Do grudnia 2016 r. we wszystkich krajach UE powinien był ruszyć tzw. system satelitarnych usług komunikacji ruchomej. Miał umożliwić instalowanie terminali do odbioru szybkiego bezprzewodowego internetu na statkach, w samolotach i w innych środkach komunikacji. Miał też zapewniać dostęp do sieci w razie katastrof naturalnych. Docelowo dostęp do tych usług miał być zapewniony na 60 proc. powierzchni każdego kraju UE i dla połowy mieszkańców Unii.
Projekt nie ruszył jednak w terminie i nie wiadomo, kiedy się to stanie. A to dlatego, że jedna z dwóch firm, które miały dostarczyć tę usługę (wygrała rozpisany przez Komisję Europejską przetarg na częstotliwości z pasma 2 GHz) – brytyjski operator Inmarsat – próbuje wykorzystać częstotliwości w inny sposób.
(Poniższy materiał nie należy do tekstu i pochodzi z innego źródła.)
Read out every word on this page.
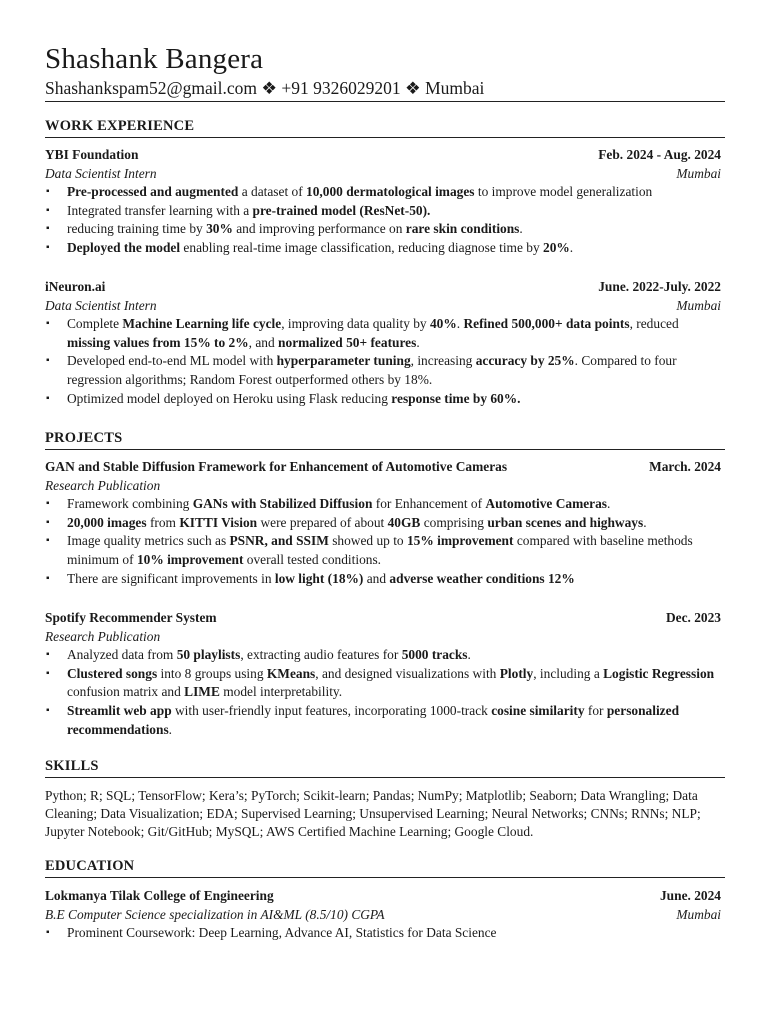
Shashank Bangera
Shashankspam52@gmail.com ❖ +91 9326029201 ❖ Mumbai
WORK EXPERIENCE
YBI Foundation	Feb. 2024 - Aug. 2024
Data Scientist Intern	Mumbai
▪ Pre-processed and augmented a dataset of 10,000 dermatological images to improve model generalization
▪ Integrated transfer learning with a pre-trained model (ResNet-50).
▪ reducing training time by 30% and improving performance on rare skin conditions.
▪ Deployed the model enabling real-time image classification, reducing diagnose time by 20%.
iNeuron.ai	June. 2022-July. 2022
Data Scientist Intern	Mumbai
▪ Complete Machine Learning life cycle, improving data quality by 40%. Refined 500,000+ data points, reduced missing values from 15% to 2%, and normalized 50+ features.
▪ Developed end-to-end ML model with hyperparameter tuning, increasing accuracy by 25%. Compared to four regression algorithms; Random Forest outperformed others by 18%.
▪ Optimized model deployed on Heroku using Flask reducing response time by 60%.
PROJECTS
GAN and Stable Diffusion Framework for Enhancement of Automotive Cameras	March. 2024
Research Publication
▪ Framework combining GANs with Stabilized Diffusion for Enhancement of Automotive Cameras.
▪ 20,000 images from KITTI Vision were prepared of about 40GB comprising urban scenes and highways.
▪ Image quality metrics such as PSNR, and SSIM showed up to 15% improvement compared with baseline methods minimum of 10% improvement overall tested conditions.
▪ There are significant improvements in low light (18%) and adverse weather conditions 12%
Spotify Recommender System	Dec. 2023
Research Publication
▪ Analyzed data from 50 playlists, extracting audio features for 5000 tracks.
▪ Clustered songs into 8 groups using KMeans, and designed visualizations with Plotly, including a Logistic Regression confusion matrix and LIME model interpretability.
▪ Streamlit web app with user-friendly input features, incorporating 1000-track cosine similarity for personalized recommendations.
SKILLS
Python; R; SQL; TensorFlow; Kera’s; PyTorch; Scikit-learn; Pandas; NumPy; Matplotlib; Seaborn; Data Wrangling; Data Cleaning; Data Visualization; EDA; Supervised Learning; Unsupervised Learning; Neural Networks; CNNs; RNNs; NLP; Jupyter Notebook; Git/GitHub; MySQL; AWS Certified Machine Learning; Google Cloud.
EDUCATION
Lokmanya Tilak College of Engineering	June. 2024
B.E Computer Science specialization in AI&ML (8.5/10) CGPA	Mumbai
▪ Prominent Coursework: Deep Learning, Advance AI, Statistics for Data Science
– Inmarsat zmienił pierwotną koncepcję i próbuje na bazie uzyskanej paneuropejskiej rezerwacji częstotliwości 2 GHz zbudować sieć naziemną do przesyłu informacji między samolotami a stacjami naziemnymi pod nazwą European Aviation Network (Europejska Sieć Lotnicza – red.) – przyznaje Marcin Karolak, główny specjalista Urzędu Komunikacji Elektronicznej (UKE).
Oznacza to, że Inmarsat zrezygnował z kosztownej satelitarnej części projektu, a skupił się na wykorzystaniu naziemnej sieci (która docelowo miała być tylko uzupełnieniem dla nadawania satelitarnego) wyłącznie do stworzenia systemu, który będzie dostarczał wi-fi na pokłady samolotów.
Konkurentów Inmarsatu to oburza, choć też jej nie dziwi, bo to teraz bardzo przyszłościowy wśród operatorów satelitarnych kierunek inwestycji.